Eine Waffe sorgt für Debatten

Die Waffe, mit der Mussolini und Petacci hingerichtet wurden, sorgte erst kürzlich in Italien für Debatten. Die Maschinenpistole "Mas" vom Kaliber 7,65 ist seit Jahren im nationalen Geschichtsmuseum in Albanien ausgestellt. Erst ein jüngst entdeckter Brief des Partisanenchefs Walter Audisio, in dem dieser die Pistole dem "heldenhaften albanischen Volk als Zeichen meiner tiefen Bewunderung" vermacht, belegt aber die Echtheit der Waffe.
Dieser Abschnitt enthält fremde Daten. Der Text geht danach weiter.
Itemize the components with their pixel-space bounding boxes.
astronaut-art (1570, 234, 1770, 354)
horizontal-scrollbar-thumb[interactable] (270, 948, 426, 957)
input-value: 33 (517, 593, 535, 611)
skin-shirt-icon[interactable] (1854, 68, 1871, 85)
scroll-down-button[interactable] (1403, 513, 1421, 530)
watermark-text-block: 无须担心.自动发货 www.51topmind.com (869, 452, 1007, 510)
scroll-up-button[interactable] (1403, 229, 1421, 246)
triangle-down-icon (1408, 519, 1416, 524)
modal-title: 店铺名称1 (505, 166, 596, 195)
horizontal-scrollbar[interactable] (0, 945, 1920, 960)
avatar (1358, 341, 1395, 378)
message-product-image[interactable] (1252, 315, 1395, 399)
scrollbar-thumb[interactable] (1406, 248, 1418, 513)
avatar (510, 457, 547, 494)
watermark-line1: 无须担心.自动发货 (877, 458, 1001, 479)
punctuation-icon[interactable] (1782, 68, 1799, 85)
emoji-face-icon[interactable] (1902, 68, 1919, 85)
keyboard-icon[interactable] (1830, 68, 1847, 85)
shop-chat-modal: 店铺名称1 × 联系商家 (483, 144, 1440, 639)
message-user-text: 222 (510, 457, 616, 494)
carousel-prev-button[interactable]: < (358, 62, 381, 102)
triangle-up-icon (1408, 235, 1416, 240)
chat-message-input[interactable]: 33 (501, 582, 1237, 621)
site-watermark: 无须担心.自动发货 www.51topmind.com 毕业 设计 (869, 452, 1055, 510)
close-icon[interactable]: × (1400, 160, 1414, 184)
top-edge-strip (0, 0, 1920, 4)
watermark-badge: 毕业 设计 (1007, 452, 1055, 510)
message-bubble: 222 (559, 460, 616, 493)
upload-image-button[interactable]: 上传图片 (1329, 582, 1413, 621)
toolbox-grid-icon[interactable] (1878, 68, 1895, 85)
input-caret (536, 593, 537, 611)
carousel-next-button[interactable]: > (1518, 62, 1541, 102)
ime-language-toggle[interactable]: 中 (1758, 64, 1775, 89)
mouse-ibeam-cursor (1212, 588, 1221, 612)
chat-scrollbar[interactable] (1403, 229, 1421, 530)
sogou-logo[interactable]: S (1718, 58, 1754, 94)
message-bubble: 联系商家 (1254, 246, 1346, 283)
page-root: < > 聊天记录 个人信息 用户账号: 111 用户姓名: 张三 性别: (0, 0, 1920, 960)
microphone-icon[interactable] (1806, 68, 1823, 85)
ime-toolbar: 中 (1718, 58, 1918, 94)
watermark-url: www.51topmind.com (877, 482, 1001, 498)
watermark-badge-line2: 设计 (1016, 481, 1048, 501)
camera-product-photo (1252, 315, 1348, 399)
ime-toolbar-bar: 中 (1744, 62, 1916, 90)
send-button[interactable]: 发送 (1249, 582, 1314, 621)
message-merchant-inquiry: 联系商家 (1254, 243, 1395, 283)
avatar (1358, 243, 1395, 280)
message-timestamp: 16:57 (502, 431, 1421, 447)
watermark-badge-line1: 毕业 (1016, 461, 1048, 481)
Die Duce-Enkelin Alessandra Mussolini, die heute als Abgeordnete ihrer postfaschistischen Partei "Soziale Alternative" im italienischen Parlament sitzt, kritisierte: "Italien darf keinen geschichtlichen Fetischismus dulden. Mussolinis Hinrichtung bleibt ein Mord, ein Verbrechen, das keineswegs gerechtfertigt werden kann."

Mussolinis Ende war schockierend, ganz und gar öffentlich und für die verzweifelten, aufgebrachten Italiener wie ein befreiender Racheakt. Dennoch: In Italien ist er noch allseits präsent, und zwar nicht nur durch die bis heute existierenden monumentalen Bauwerke, die unter seinem Regime entstanden sind, sondern auch in den Köpfen der Menschen.

Opfer Hitlers?

Mittlerweile bezeichnen viele Italiener den Duce als ein Opfer Hitlers, nicht als dessen Komplizen. Und der heutige italienische Außenminister Gianfranco Fini von der rechten "Alleanza Nazionale" rühmte ihn noch 1994 als "größten Staatsmann des Jahrhunderts". Mussolini hatte sich geirrt, als er 1943 während seiner Haft auf der Insel Ponza schrieb: "Die Erinnerung an mich wird in einigen Jahren ausgelöscht sein."